For many medical applications, such as dermatological applications, a laser is not required to have the highest possible beam quality and accordingly is not required to operate in a single fundamental mode. For these applications, efficiency, stability and compactness are important characteristics of a laser. Multimode operation of a laser typically provides higher efficiency than single-mode operation.
One laser preferred for dermatological applications is a flashlamp-pumped solid-state laser having a resonator including an Er:YAG gain medium. Such a laser is typically arranged to provide laser-radiation having a wavelength of 2.94 micrometers (.mu.m). A preferred design of such a laser includes a symmetrical resonator formed between two plane (flat) mirrors. This can be defined as a flat-flat resonator. One of the mirrors is a maximally-reflecting mirror. The other mirror is a partially-transmitting mirror serving as an output-coupling mirror.
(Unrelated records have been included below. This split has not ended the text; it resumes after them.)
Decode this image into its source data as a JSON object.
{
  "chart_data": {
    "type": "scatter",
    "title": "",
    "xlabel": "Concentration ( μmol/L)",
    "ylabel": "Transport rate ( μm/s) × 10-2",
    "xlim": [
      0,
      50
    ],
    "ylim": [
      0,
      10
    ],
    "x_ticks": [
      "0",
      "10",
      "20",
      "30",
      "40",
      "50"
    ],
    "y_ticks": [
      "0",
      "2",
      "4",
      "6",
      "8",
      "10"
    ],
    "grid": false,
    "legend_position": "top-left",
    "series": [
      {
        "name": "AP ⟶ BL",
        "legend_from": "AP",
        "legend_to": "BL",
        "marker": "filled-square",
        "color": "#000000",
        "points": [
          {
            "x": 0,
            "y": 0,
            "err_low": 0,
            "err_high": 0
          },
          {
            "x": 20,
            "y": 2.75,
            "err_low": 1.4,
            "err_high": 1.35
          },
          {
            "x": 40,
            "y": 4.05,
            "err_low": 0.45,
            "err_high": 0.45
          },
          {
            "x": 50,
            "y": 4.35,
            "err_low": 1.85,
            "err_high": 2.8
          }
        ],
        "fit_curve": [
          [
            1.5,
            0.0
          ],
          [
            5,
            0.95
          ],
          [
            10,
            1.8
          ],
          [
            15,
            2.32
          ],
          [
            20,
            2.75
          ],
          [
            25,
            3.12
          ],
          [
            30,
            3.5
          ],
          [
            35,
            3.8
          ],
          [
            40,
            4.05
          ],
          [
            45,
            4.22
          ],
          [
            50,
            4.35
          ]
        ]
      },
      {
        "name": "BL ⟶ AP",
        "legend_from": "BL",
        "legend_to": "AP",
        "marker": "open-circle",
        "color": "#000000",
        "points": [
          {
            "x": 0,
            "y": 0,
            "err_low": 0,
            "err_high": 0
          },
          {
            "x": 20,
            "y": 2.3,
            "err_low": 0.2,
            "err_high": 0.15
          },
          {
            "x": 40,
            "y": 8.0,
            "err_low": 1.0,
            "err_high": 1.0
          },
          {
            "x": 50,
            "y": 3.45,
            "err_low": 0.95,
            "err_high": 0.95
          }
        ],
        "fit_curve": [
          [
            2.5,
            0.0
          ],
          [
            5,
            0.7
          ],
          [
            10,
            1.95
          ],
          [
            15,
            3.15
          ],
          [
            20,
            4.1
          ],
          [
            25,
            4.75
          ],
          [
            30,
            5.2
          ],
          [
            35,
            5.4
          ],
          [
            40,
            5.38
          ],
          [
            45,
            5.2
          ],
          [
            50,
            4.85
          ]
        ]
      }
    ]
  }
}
The gain medium is in the form of a rod of circular cross-section and is symmetrically disposed between the mirrors. The ends of the rod have a concave radius of curvature. The radius of curvature is the same at both ends of the rod. The concave radius of the rod ends serves to partially offset a positive thermal-lensing effect in the rod, the thermal-lensing effect resulting from absorption of pump-light. This resonator arrangement produces a multimode laser-beam having the same width on each end of the resonator mirrors. That portion of thermal-lensing which is not offset by the concave ends of the rod provides that the resonator operates as a stable resonator. An advantage of this type of resonator is that the laser beam optimally "fills" the gain-medium rod permitting optimum extraction of energy from the rod.
Medical lasers are usually operated over a wide range of power levels. Consequently, the thermally-induced positive dioptric power of the gain-medium varies. An advantage of the flat-flat resonator is that the resonator remains in a stable regime for a wide range of thermally-induced dioptric powers.
A characteristic of this type of resonator, however, is that as the thermally-induced dioptric-power increases, the width at the resonator mirrors of a laser-beam circulating in the resonator decreases. This increases the possibility of laser-damage to the resonator mirrors. In particular, it has been observed that the maximally-reflecting mirror is more susceptible to laser-damage than the output-coupling mirror. Accordingly, there is a need for a laser-resonator design which has the multimode operating characteristics and gain-medium energy extracting characteristics of the symmetrical flat-flat resonator but which is not limited in output-power by the laser-damage resistance characteristics of the maximally reflecting mirror.